The World Travel and Tourism Council (WTTC) has announced some unusual destinations in the world which are likely to see a big upturn in tourist revenue over the next decade. Book your tickets to one of the following hotspots today if you want to get ahead of the crowd.
Angola | The WTTC reckons that this previously war-torn country is likely see annual growth of around 7.3 per cent, making it one of the world’s top destinations when it comes to a likely rise in tourist numbers and spending. The country’s civil war ended more than ten years ago, and the national parks are now being restocked – albeit slowly – with wildlife, courtesy of neighbouring states. It’s not likely to take over the likes of Kenya any time soon for people seeking a safari adventure, but it is certainly heading on the right road at last. Find out more about Angola by reading Daniel Metcalf’s Blue Dahlia, Black Gold: A Journey into Angola.

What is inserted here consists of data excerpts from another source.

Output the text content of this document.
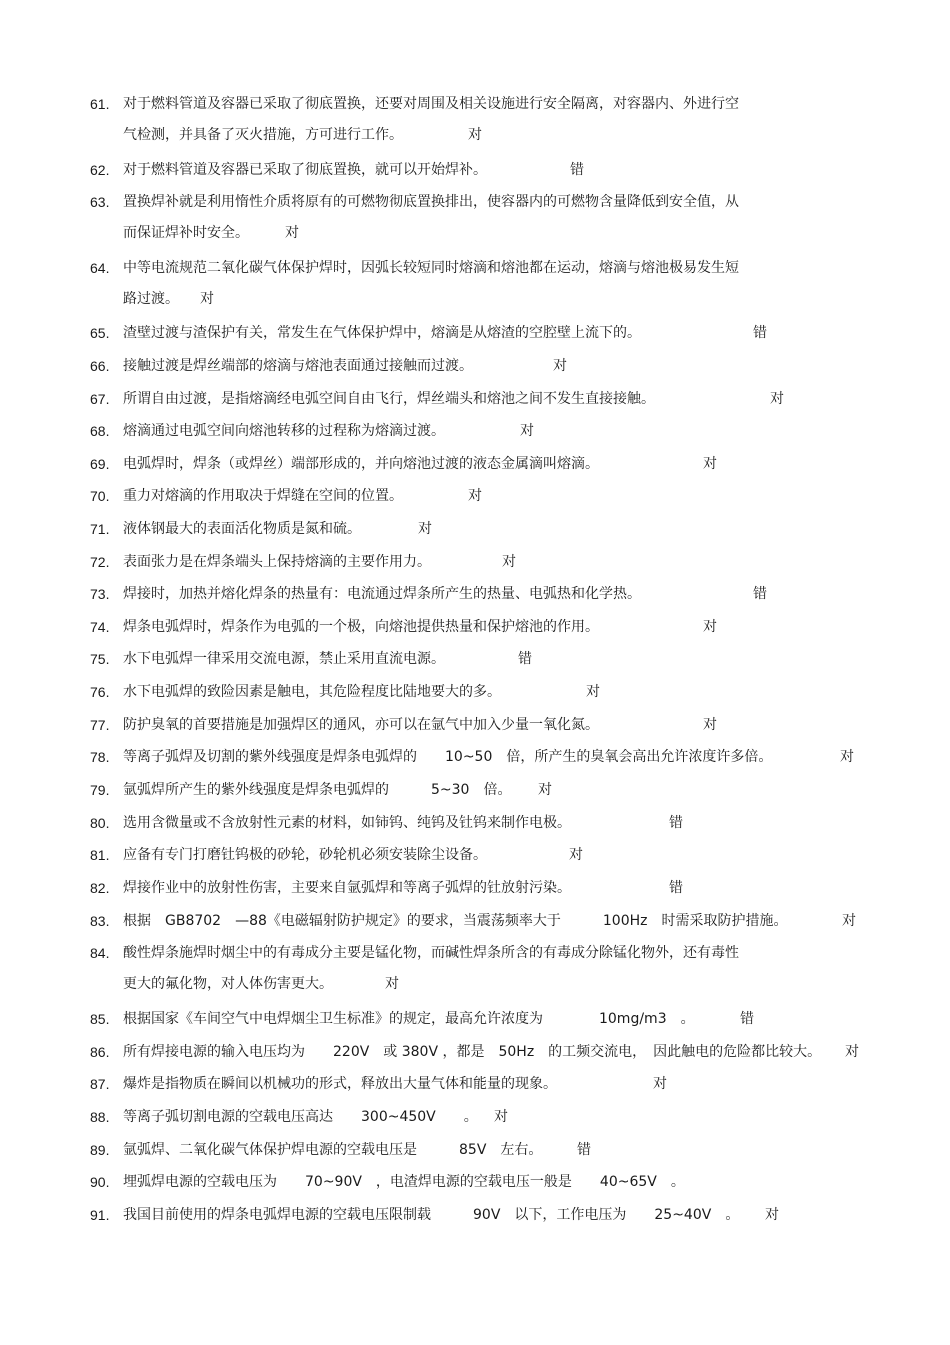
61. 对于燃料管道及容器已采取了彻底置换，还要对周围及相关设施进行安全隔离，对容器内、外进行空
气检测，并具备了灭火措施，方可进行工作。	对
62. 对于燃料管道及容器已采取了彻底置换，就可以开始焊补。	错
63. 置换焊补就是利用惰性介质将原有的可燃物彻底置换排出，使容器内的可燃物含量降低到安全值，从
而保证焊补时安全。	对
64. 中等电流规范二氧化碳气体保护焊时，因弧长较短同时熔滴和熔池都在运动，熔滴与熔池极易发生短
路过渡。 对
65. 渣壁过渡与渣保护有关，常发生在气体保护焊中，熔滴是从熔渣的空腔壁上流下的。	错
66. 接触过渡是焊丝端部的熔滴与熔池表面通过接触而过渡。	对
67. 所谓自由过渡，是指熔滴经电弧空间自由飞行，焊丝端头和熔池之间不发生直接接触。	对
68. 熔滴通过电弧空间向熔池转移的过程称为熔滴过渡。	对
69. 电弧焊时，焊条（或焊丝）端部形成的，并向熔池过渡的液态金属滴叫熔滴。	对
70. 重力对熔滴的作用取决于焊缝在空间的位置。	对
71. 液体钢最大的表面活化物质是氮和硫。	对
72. 表面张力是在焊条端头上保持熔滴的主要作用力。	对
73. 焊接时，加热并熔化焊条的热量有：电流通过焊条所产生的热量、电弧热和化学热。	错
74. 焊条电弧焊时，焊条作为电弧的一个极，向熔池提供热量和保护熔池的作用。	对
75. 水下电弧焊一律采用交流电源，禁止采用直流电源。	错
76. 水下电弧焊的致险因素是触电，其危险程度比陆地要大的多。	对
77. 防护臭氧的首要措施是加强焊区的通风，亦可以在氩气中加入少量一氧化氮。	对
78. 等离子弧焊及切割的紫外线强度是焊条电弧焊的　　10~50　倍，所产生的臭氧会高出允许浓度许多倍。	对
79. 氩弧焊所产生的紫外线强度是焊条电弧焊的　　　5~30　倍。 对
80. 选用含微量或不含放射性元素的材料，如铈钨、纯钨及钍钨来制作电极。	错
81. 应备有专门打磨钍钨极的砂轮，砂轮机必须安装除尘设备。	对
82. 焊接作业中的放射性伤害，主要来自氩弧焊和等离子弧焊的钍放射污染。	错
83. 根据　GB8702　—88《电磁辐射防护规定》的要求，当震荡频率大于　　　100Hz　时需采取防护措施。	对
84. 酸性焊条施焊时烟尘中的有毒成分主要是锰化物，而碱性焊条所含的有毒成分除锰化物外，还有毒性
更大的氟化物，对人体伤害更大。	对
85. 根据国家《车间空气中电焊烟尘卫生标准》的规定，最高允许浓度为　　　　10mg/m3　。	错
86. 所有焊接电源的输入电压均为　　220V　或 380V ，都是　50Hz　的工频交流电，　因此触电的危险都比较大。 对
87. 爆炸是指物质在瞬间以机械功的形式，释放出大量气体和能量的现象。	对
88. 等离子弧切割电源的空载电压高达　　300~450V　　。 对
89. 氩弧焊、二氧化碳气体保护焊电源的空载电压是　　　85V　左右。 错
90. 埋弧焊电源的空载电压为　　70~90V　，电渣焊电源的空载电压一般是　　40~65V　。
91. 我国目前使用的焊条电弧焊电源的空载电压限制载　　　90V　以下，工作电压为　　25~40V　。 对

Gabon | Tourism has long been restricted in Gabon because of poor infrastructure, but improvements are on the cards and the WTTC is predicting a 7.3 per cent annual growth in tourism revenue from visitors keen to take advantage of great whale-watching, safari and fishing opportunities. Right now, many people will not even have heard of this West African area, officially called the Gabonese Republic, but that looks set to change over the next decade or so. Do your research before heading off by investing in the Gabon Bradt Travel Guide, available to pre-order now.
Mongolia | Since Mongolia’s Democratic Revolution in 1990, the country’s government has ploughed money into the tourist industry and business people have even been offered tax exemption if they are building hotels. The WTTC says the former communist state is likely to see 6.3 per cent annual growth, as visitors flock to take advantage of its spectacular scenery and learn more about its people’s culture and nomadic lifestyles. Learn more before you book your travel tickets thanks to the Lonely Planet Mongolia travel guide.
Lebanon | Lebanon may be better known for the violence of its civil war rather than its pristine beaches and amazing architectural sites, but much of the war damage has now been repaired and it is starting to move towards its previous reputation as being a Switzerland of the east. Growth of 6.2 per cent is on the cards, according to the WTTC.
Uzbekistan | Another place looking at a growth figure of 6.2 per cent is Uzbekistan, which has been trying to adapt itself to become a popular tourist destination since becoming independent from the Soviet Union in 1991. Today it is popular with fans of archaeology and architecture, along with rock climbers and mountaineers. Find out more about what Uzbekistan has to offer the tourist in the Bradt Travel Guide focusing on the country.
Bangladesh | Despite the fact that Bangladesh suffers serious flooding almost every year, tourist numbers are growing, and this is expected to continue at a rate of around 6.1 per cent each year, based on the revenue achieved. The country is renowned for its plethora of wildlife in the Sundarbuns, which is the biggest mangrove forest in the world.